Laura sent us her work on this problem. Well done, Laura!

Let the square have side length $l$. Then its perimeter is $4l$. Also, we can see from the diagram above that the sum of the distances from the point to the top and bottom sides is $l$, and similarly the sum of the distances from the point to the left and right sides is $l$, so the total sum of the distances is $2l=\frac{1}{2}\times 4l$, which is constant and half of the perimeter.

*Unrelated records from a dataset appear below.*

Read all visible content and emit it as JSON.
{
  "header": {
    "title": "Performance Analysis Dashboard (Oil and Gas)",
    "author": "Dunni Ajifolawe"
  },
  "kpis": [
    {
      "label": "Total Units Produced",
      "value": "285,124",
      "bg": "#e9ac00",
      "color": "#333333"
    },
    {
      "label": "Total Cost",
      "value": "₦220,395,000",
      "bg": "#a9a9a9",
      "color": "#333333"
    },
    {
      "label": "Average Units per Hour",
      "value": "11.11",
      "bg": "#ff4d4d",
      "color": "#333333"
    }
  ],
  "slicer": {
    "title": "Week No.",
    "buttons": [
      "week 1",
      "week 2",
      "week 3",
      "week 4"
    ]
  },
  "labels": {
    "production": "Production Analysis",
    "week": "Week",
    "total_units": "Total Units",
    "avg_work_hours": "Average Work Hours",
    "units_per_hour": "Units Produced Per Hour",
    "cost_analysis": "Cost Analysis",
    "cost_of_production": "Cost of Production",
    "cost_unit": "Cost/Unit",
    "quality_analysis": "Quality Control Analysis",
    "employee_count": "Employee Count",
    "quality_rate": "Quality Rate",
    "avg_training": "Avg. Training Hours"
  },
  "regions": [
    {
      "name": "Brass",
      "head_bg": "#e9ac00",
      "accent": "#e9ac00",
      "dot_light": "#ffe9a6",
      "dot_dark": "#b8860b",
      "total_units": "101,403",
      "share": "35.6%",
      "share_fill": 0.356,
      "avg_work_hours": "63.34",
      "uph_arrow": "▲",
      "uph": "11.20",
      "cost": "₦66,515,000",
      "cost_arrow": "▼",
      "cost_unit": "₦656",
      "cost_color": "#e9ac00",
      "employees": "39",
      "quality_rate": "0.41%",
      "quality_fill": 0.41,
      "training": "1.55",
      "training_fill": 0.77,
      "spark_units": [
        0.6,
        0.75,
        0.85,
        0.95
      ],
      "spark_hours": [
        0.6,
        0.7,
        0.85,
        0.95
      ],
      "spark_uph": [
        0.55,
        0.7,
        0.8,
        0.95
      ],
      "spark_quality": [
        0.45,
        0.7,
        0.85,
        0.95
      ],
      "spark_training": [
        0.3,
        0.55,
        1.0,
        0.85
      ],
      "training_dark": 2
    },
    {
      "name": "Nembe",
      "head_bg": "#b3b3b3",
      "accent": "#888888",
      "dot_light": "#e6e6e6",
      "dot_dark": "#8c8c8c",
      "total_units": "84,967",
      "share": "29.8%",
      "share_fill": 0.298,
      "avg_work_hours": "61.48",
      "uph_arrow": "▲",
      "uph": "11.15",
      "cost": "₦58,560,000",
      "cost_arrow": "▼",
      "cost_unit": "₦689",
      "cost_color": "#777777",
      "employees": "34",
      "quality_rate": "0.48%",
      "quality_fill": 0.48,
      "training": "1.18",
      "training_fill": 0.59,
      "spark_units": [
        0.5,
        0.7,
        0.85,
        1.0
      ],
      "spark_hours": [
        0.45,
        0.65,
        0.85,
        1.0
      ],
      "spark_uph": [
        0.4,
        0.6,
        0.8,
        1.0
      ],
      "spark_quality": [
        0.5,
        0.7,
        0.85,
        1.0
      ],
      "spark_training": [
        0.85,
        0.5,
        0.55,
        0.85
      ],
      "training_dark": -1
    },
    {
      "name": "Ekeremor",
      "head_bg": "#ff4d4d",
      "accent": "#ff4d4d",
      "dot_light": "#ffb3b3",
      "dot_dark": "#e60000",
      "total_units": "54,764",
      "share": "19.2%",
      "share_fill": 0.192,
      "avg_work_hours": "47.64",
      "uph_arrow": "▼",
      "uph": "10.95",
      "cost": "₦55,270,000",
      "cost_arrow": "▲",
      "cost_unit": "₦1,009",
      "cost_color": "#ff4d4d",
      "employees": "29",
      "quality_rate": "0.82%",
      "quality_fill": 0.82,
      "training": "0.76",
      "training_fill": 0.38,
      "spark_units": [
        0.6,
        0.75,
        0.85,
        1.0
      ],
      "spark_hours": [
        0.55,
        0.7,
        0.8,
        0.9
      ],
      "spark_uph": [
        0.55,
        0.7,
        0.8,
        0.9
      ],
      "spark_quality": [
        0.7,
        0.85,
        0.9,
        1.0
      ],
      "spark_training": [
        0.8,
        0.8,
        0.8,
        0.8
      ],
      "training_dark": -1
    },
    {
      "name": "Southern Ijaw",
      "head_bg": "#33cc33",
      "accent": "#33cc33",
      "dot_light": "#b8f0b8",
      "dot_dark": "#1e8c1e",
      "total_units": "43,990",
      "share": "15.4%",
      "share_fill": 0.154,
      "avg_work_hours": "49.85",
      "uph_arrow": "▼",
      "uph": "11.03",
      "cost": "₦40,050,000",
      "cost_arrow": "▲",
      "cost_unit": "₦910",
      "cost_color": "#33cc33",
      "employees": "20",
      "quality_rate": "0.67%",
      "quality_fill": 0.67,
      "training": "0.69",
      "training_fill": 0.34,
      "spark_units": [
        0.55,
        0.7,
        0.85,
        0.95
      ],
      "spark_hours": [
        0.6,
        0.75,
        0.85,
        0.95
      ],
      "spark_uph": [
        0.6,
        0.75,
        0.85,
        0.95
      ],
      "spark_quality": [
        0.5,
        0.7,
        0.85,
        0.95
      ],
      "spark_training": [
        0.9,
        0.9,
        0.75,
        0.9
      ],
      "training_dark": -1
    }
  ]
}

Let the rectangle have height $h$ and width $w$. Then its perimeter is $2(h+w)$. This is very similar to the square. Here the sum of the distances from $P$ to the top and bottom sides is $h$, and the sum of the distances from $P$ to the right and left sides is $w$, so the total sum of the distances is $h+w=\frac{1}{2}\times 2(h+w)$ is constant, and again is half of the perimeter.

This hexagon isn't regular, but it is equilateral (all its sides have the same length, $l$, say). I've drawn on the perpendicular lines (in red) from $P$ to the sides, and have also divided the hexagon into six triangles (in blue), each with base $l$ and height the distance from that side to the point. The area of the hexagon can therefore be written as $\frac{1}{2}(\textrm{sum of the heights})\times l$. Since this is constant, so is the sum of the heights.\par In the same way, the sum of the distances in an equilateral pentagon is constant.